Existindo um erro de direito numa liquidação efetuada pelos serviços da AT e não decorrendo essa errada aplicação da lei de qualquer informação ou declaração do contribuinte, o erro em questão é imputável aos serviços em virtude do disposto na Constituição da Républica Portuguesa (art.º 266/2) e também na LGT (art.º 55) que estabelecem a obrigação genérica da AT atuar em plena conformidade com a lei.

Assim, e neste caso no sentido de devolver o imposto liquidado em excesso aos contribuintes impende sobre a AT a obrigação de providenciar por sua iniciativa, a correção de todas as liquidações que tenha efetuado em contradição com a atual interpretação do conceito de “despesas com pessoal” – “todas as despesas que devam ser escrituradas como “remunerações ordenados ou salários” “não se vislumbrando na lei outro critério que permita considerar apenas as despesas que sejam objeto de desconto para a segurança social”, conforme pode ler-se na ficha doutrinária agora divulgada.

Mas caso não o faça, também os contribuintes que tenham sido prejudicados por liquidações adicionais de imposto nos últimos 4 anos, com base naquela anterior e ilegal interpretação e que não tenham impugnado tais correções nos prazos e através dos meios próprios, podem desencadear a referida iniciativa de revisão oficiosa, impugnar judicialmente a omissão da mesma e o ato de liquidação de imposto em si, e assim recuperarem as quantias pagas em excesso.

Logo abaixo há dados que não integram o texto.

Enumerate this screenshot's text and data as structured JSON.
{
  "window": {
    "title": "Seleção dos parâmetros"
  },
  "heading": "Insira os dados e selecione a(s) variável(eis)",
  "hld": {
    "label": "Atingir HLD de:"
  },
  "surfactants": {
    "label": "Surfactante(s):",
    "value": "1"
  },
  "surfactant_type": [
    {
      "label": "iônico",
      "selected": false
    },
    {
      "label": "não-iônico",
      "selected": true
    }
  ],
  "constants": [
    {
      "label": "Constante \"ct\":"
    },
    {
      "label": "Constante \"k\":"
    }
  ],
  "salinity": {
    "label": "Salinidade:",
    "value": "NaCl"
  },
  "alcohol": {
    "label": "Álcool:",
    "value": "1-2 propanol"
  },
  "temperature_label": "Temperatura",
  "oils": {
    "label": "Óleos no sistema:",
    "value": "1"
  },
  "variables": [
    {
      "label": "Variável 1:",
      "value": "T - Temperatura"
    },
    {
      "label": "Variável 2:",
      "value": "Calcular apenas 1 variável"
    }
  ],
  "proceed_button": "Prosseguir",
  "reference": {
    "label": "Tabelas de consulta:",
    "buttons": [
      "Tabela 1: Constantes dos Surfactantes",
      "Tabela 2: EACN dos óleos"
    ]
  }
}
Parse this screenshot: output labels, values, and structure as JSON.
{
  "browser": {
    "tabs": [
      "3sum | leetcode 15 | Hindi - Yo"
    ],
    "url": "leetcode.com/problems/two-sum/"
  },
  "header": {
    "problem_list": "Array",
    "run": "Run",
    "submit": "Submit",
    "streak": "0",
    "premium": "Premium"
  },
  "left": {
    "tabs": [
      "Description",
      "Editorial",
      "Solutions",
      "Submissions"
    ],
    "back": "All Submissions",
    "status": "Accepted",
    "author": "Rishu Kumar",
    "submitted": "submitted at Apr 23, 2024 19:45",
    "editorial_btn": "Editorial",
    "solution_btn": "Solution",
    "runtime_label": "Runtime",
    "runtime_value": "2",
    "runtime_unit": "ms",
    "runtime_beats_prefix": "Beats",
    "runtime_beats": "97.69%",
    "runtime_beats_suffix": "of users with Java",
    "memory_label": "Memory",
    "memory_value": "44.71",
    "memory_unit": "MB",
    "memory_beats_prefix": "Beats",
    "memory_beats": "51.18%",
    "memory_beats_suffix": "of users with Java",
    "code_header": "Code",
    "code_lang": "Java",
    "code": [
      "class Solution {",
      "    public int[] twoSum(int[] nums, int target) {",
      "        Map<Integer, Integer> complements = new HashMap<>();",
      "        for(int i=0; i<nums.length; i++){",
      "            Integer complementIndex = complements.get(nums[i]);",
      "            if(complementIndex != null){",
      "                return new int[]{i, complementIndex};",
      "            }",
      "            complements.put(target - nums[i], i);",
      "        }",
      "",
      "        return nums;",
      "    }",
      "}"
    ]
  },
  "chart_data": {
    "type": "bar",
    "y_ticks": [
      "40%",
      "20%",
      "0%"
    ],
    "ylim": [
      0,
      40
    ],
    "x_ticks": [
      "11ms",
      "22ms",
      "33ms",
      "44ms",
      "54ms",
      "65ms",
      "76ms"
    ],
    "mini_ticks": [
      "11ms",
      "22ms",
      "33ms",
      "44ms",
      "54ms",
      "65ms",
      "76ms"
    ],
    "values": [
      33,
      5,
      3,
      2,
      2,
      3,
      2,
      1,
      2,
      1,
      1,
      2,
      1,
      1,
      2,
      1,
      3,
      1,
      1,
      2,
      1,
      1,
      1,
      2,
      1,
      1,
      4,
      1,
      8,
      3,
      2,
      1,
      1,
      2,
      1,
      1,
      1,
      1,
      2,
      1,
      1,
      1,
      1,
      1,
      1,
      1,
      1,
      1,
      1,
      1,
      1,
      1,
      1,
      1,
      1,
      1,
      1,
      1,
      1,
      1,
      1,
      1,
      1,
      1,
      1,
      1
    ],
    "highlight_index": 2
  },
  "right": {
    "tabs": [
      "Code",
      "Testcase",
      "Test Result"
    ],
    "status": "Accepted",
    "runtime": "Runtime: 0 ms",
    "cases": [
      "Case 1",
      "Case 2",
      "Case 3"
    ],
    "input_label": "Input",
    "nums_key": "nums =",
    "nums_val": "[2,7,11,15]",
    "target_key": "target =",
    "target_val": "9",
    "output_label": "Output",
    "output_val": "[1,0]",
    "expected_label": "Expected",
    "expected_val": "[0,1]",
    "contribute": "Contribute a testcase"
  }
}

Em suma, ao mesmo tempo que saudamos a revogação de uma posição que sempre considerámos ilegal, parece-nos urgente que definitivamente, a AT afete meios e dê prioridade às questões de análise, coordenação, interpretação da lei tributária, e da sua aplicação compatível com as orientações jurisprudências, cada vez mais assertivas, céleres e especializadas, sejam as tomadas nos tribunais judiciais, sejam as do domínio da arbitragem tributária, para que se caminhe no sentido da diminuição da litigância e prevaleçam  os valores da certeza, da segurança e da confiança dos contribuintes no sistema fiscal.